In der Überlieferungsgeschichte der Horti Sallustiani findet man als wiederkehrendes Thema eine Verbindung zwischen den Venustempeln und dem Kult der Flora, der Göttin der Blüte. Wie so oft in der antiken Mythologie haben sich die Traditionsstränge mehrerer Kulte miteinander verbunden, sodass heute nur schwer zu bestimmen ist, welche Kultelemente zu welcher Göttin gehörten. Auf jeden Fall scheinen die der Göttin geweihten Prostituierten einen festen Bestandteil beider Riten zu bilden.
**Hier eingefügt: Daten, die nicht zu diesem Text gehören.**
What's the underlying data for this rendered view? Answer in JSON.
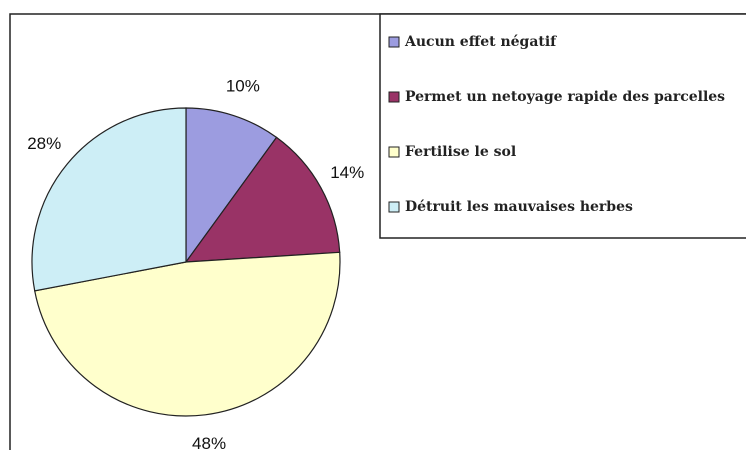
{
  "chart_data": {
    "type": "pie",
    "categories": [
      "Aucun effet négatif",
      "Permet un netoyage rapide des parcelles",
      "Fertilise le sol",
      "Détruit les mauvaises herbes"
    ],
    "values": [
      10,
      14,
      48,
      28
    ],
    "value_labels": [
      "10%",
      "14%",
      "48%",
      "28%"
    ],
    "colors": [
      "#9c9ce0",
      "#993366",
      "#ffffcc",
      "#cdeef6"
    ],
    "legend": "right"
  }
}
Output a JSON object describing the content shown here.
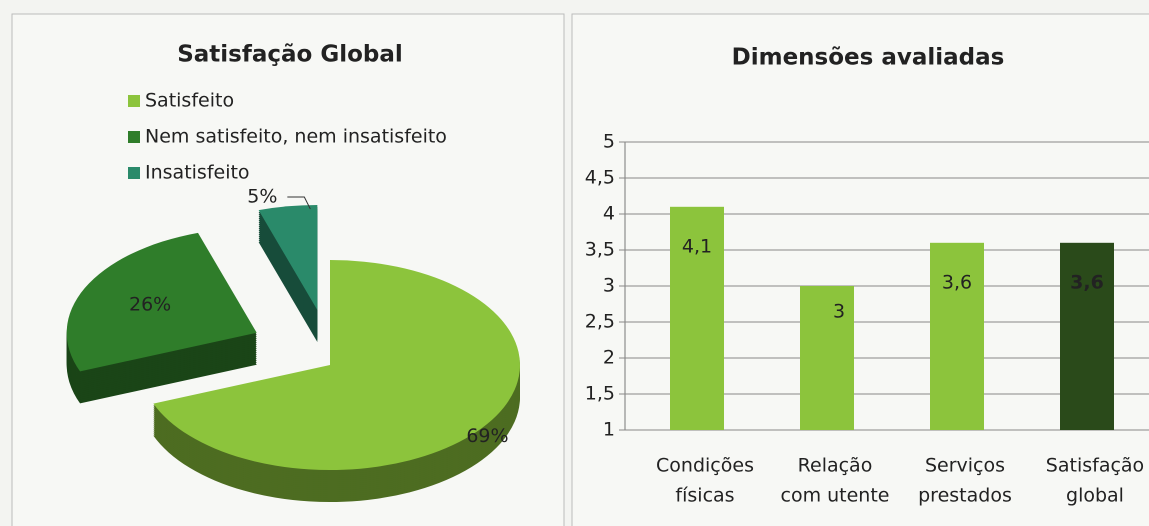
{
  "chart_data": [
    {
      "type": "pie",
      "title": "Satisfação Global",
      "categories": [
        "Satisfeito",
        "Nem satisfeito, nem insatisfeito",
        "Insatisfeito"
      ],
      "values": [
        69,
        26,
        5
      ],
      "value_labels": [
        "69%",
        "26%",
        "5%"
      ],
      "colors": [
        "#8cc43c",
        "#2f7d2a",
        "#2a8a6a"
      ],
      "legend": "top-left"
    },
    {
      "type": "bar",
      "title": "Dimensões avaliadas",
      "categories": [
        [
          "Condições",
          "físicas"
        ],
        [
          "Relação",
          "com utente"
        ],
        [
          "Serviços",
          "prestados"
        ],
        [
          "Satisfação",
          "global"
        ]
      ],
      "values": [
        4.1,
        3,
        3.6,
        3.6
      ],
      "value_labels": [
        "4,1",
        "3",
        "3,6",
        "3,6"
      ],
      "colors": [
        "#8cc43c",
        "#8cc43c",
        "#8cc43c",
        "#2a4a1a"
      ],
      "ylim": [
        1,
        5
      ],
      "yticks": [
        1,
        {
          "value": 1.5,
          "label": "1,5"
        },
        2,
        {
          "value": 2.5,
          "label": "2,5"
        },
        3,
        {
          "value": 3.5,
          "label": "3,5"
        },
        4,
        {
          "value": 4.5,
          "label": "4,5"
        },
        5
      ],
      "grid": true
    }
  ]
}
Im von Leonardo Bufalini aus dem Jahr 155147 stammenden Stadtplan von Rom sind die Reste des noch stehenden Gebäudes in der Piazza Sallustio verzeichnet. Daneben findet sich die Inschrift Ludi Florales (eigentlich „Frolares“) Meretricium nudarum, Feier der Flora und der nackten Prostituierten (Abb. 2). Lucio Mauro berichtet 1556:48

man sieht ein kleines Tal, wo sich der Circus der Flora befand und wo die nackten Prostituierten die Feier der Flora zelebrierten.

Zu der Zeit war noch immer die Idee verbreitet, dass sich in diesem Tal ein Circus der Flora befand, wo die ludi zelebriert wurden. Diese Vorstellung von einer zirkusähnlichen Anlage ist unter Umständen auf die Form des tiefen Tals zurückzuführen,49 auf dessen langen Seiten, wie man den alten Zeichnungen entnehmen kann, noch die Ruinen von Terrassen und Palästen sichtbar waren. Auf das Fest der Flora, das vom 28. April bis zum 3. Mai dauerte, findet man in der römischen Literatur zahlreiche Hinweise: Valerius Maximus50 berichtet, z. B., dass sich der prüde Cato (der Jüngere) an den Darstellungen der nackten Prostituierten störte und es deswegen vorzog, sich von der Feier zu entfernen, um die Zuschauer nicht in Verlegenheit zu bringen. Erst als er weg war, konnte die Vorstellung fortgeführt werden.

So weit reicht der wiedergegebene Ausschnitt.